Tell the Christians’ virtues: All of us have failings. We can do one of two things with the faults of fellow Christians. We can expose them and make them seem worse than they are, or we can cover them up so that others do not see them. You will never get anyone to come to your congregation if you tell them all about the faults of those who attend. They will say, “That must be a bad place; I don’t want to go there and waste my time.” However, if you tell them all the virtues of the saints they may attend.
 
Noah’s nakedness covered: We have a good example of love covering sins in connection with Noah. Noah drank too much wine and lay uncovered and naked in his tent. Shem and Japheth took a garment and walked backward so they would not see his nakedness and covered him. This is what true love does; it seeks not to see its object’s sin, but to cover it.

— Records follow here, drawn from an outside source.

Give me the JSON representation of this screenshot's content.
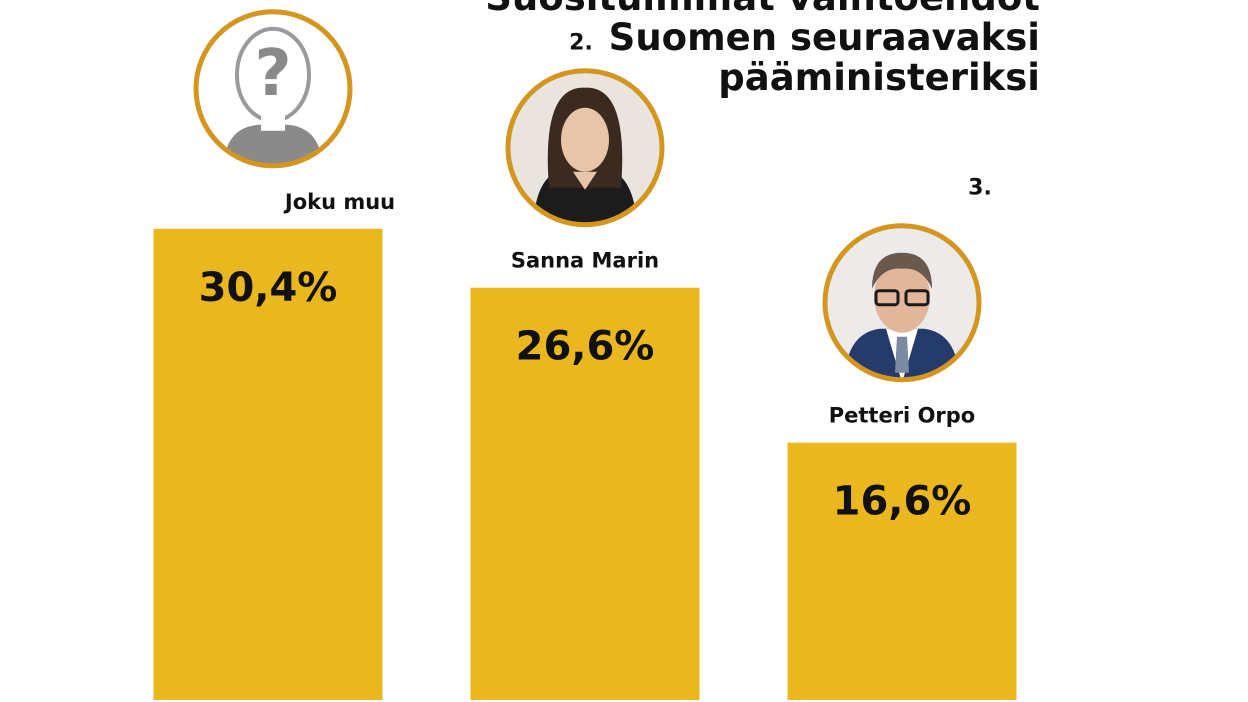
{
  "title_lines": [
    "Suosituimmat vaihtoehdot",
    "Suomen seuraavaksi",
    "pääministeriksi"
  ],
  "colors": {
    "bar": "#ebb71f",
    "ring": "#d4961f",
    "text": "#111111"
  },
  "chart_data": {
    "type": "bar",
    "title": "Suosituimmat vaihtoehdot Suomen seuraavaksi pääministeriksi",
    "categories": [
      "Joku muu",
      "Sanna Marin",
      "Petteri Orpo"
    ],
    "ranks": [
      "",
      "2.",
      "3."
    ],
    "values": [
      30.4,
      26.6,
      16.6
    ],
    "value_labels": [
      "30,4%",
      "26,6%",
      "16,6%"
    ],
    "unit": "%",
    "icons": [
      "unknown-person-icon",
      "sanna-marin-portrait",
      "petteri-orpo-portrait"
    ],
    "xlabel": "",
    "ylabel": "",
    "grid": false
  }
}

Are we like Shem and Japheth?
 
Serious sins must be dealt with: Of course, we must deal with serious sins among Christians. However, unless the sin has been wide open and affects the whole band of Christians, such should first be dealt with in a personal way. If it is personal or secret, the Scripture says to go to your brother alone (Matt. 18:15). If he will not listen then take one or two with you, and then if he will not listen, tell it to the church. Sometimes, serious immorality is purposely covered up. Later it breaks out into the open and causes much harm to the body of Christ. If possible it is better to nip such things in the bud, rather than to wait until they become open sores.
 
Confess our own sins: It is never wise to cover up one’s own sins before the Lord or before man. In Proverbs 28:13 we read, “He who covers his sins will not prosper, but whosoever confesses and forsakes them will have mercy.” The natural tendency is to cover one's own sins, exposing those of others. Experience in prison work teaches that there is seldom an admittedly guilty person behind bars – usually always it is someone else's fault. The blame may be laid on companions, the judge, or someone who framed them. Some even blame their wives or husbands. Rarely does one confess, “I am guilty.” Most of the time it is the other fellow. This is the reason so few obey Christ and are born again; they simply will not plead guilty before the Lord. Christians should be different. When in the wrong we should confess it and forsake it.
 
The Apostle John and love: Tradition says that when the apostle John was old and could no longer walk, they carried him to worship. They would then lift him to his feet and he would give a few words of godly counsel, always with these words “Little children, love one another.” Oh, how we need more like him today. No doubt troubles among God’s people would be far fewer.